I'm gonna stay in bed all day and watch porn in an attempt to stay warm.
Exactly how does jacking off in my purse count as a 'early christmas present'?
That would be a dream come true. Seriously, he's like my mount everest, my life's ambition is to climb him.
Woke up to my asscrack filled with melted Reese's Pieces. Halloween parties are so weird here man
Vom Wallet is no more. We now boldly enter a responsible, adult era where we will not throw up liquor onto ourselves.
Thanks for the hickies, asshole. I make my living as a fitness instructor. It's gonna look reeeeeeal weird if I have to wear a scarf while teaching Zumba all week.
I cannot describe the pre-ejaculative horrors thru the medium of text messaging
When you were bringing him upstairs I told him to bring you on down to pound town. you're welcome.

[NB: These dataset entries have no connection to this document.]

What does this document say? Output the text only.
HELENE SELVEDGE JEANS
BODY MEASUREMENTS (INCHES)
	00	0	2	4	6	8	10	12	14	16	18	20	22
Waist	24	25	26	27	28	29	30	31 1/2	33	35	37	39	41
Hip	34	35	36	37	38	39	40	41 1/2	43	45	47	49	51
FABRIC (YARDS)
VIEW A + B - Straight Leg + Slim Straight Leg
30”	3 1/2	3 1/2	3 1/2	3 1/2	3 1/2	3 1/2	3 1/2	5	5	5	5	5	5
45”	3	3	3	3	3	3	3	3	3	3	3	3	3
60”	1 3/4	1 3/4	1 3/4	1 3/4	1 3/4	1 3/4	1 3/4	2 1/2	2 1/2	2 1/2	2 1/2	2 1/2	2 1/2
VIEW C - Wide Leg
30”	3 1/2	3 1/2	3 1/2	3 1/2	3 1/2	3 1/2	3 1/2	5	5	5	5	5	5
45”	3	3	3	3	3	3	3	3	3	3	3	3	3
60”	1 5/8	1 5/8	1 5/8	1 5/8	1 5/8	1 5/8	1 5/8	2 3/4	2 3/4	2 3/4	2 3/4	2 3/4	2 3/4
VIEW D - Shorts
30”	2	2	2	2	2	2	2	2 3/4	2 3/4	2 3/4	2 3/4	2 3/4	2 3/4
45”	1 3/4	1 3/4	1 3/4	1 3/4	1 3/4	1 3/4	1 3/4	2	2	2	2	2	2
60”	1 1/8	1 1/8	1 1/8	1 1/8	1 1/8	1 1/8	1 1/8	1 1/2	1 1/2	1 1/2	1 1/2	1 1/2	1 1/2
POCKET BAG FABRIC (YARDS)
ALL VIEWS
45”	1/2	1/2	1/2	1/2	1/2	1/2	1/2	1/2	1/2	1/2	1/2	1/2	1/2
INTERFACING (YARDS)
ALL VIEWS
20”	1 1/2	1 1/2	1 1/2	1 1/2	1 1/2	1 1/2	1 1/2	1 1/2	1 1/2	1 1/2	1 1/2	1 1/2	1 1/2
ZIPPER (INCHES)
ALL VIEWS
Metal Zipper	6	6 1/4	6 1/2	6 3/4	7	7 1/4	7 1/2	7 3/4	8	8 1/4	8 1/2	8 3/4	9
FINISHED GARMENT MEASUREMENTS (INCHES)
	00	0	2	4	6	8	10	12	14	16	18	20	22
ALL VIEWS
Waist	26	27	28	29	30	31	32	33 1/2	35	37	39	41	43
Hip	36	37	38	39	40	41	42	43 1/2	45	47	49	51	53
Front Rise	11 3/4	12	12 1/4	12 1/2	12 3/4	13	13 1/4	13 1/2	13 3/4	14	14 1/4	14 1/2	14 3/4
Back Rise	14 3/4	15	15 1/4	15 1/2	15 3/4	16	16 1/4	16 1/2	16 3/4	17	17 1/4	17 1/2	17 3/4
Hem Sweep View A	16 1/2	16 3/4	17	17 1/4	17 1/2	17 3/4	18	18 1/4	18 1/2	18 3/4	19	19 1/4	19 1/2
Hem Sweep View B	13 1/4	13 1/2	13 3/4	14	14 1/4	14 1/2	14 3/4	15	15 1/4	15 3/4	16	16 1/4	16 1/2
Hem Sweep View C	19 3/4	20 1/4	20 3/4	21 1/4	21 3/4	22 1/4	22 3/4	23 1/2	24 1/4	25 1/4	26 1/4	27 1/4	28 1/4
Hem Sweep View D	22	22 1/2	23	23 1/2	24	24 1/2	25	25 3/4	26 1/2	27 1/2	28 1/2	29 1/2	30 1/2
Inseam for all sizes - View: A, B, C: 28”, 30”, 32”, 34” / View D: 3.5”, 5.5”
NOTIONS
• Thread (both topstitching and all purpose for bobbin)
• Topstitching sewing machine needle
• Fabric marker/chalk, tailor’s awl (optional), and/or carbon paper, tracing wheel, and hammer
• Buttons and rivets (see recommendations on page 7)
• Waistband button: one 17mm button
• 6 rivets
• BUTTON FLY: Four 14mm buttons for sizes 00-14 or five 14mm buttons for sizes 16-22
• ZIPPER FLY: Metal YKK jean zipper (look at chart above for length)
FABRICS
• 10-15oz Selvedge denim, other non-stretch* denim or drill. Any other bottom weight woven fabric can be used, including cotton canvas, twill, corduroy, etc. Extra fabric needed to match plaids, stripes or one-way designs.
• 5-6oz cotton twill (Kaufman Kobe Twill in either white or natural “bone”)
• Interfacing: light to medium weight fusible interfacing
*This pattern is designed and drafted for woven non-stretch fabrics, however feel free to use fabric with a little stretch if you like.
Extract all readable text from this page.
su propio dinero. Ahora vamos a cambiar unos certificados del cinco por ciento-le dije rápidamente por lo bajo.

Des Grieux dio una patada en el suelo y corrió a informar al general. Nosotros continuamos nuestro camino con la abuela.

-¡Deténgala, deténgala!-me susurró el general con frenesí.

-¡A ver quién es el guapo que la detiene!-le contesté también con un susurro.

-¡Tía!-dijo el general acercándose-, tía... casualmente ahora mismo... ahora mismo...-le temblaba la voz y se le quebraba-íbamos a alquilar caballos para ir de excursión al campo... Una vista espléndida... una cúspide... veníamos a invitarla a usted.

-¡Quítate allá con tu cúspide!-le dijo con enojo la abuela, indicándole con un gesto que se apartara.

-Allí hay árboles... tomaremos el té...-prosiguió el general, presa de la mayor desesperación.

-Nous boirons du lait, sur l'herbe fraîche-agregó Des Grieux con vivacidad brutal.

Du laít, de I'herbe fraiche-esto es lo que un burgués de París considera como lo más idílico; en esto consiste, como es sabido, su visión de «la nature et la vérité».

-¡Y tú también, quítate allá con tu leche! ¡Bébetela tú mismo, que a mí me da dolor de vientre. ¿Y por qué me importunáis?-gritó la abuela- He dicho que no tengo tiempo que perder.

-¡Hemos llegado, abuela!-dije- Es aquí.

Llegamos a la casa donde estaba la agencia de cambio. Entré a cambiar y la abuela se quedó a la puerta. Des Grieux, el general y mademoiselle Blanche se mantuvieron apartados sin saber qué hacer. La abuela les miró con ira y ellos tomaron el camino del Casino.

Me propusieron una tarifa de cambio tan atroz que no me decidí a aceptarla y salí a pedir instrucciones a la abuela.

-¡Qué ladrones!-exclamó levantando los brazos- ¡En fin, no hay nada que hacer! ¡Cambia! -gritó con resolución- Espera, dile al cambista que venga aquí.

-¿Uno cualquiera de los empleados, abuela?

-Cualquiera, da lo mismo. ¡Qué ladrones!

She just told me she thinks she bruised her labia in class
Also, lets remember that we have known each other for nearly a decade and our two most recent photos to one another are boxes of plan b
He's like... An octopus that touches my vagina in all these diff ways at the right times. It's almost unsettling
I almost had sex in a public restroom last night in case you're wondering how much of a mess 22 is for me
I know I've become a responsible adult because this time, I'm not going to do the drugs I found on the ground
My little brother came home while I was sitting there icing my vagina with a bag of peas. Asshole looks at me, high fives Ryan, then leaves.
did i tell you guys i finally 69’d for the first time last night? just thought the group chat should know.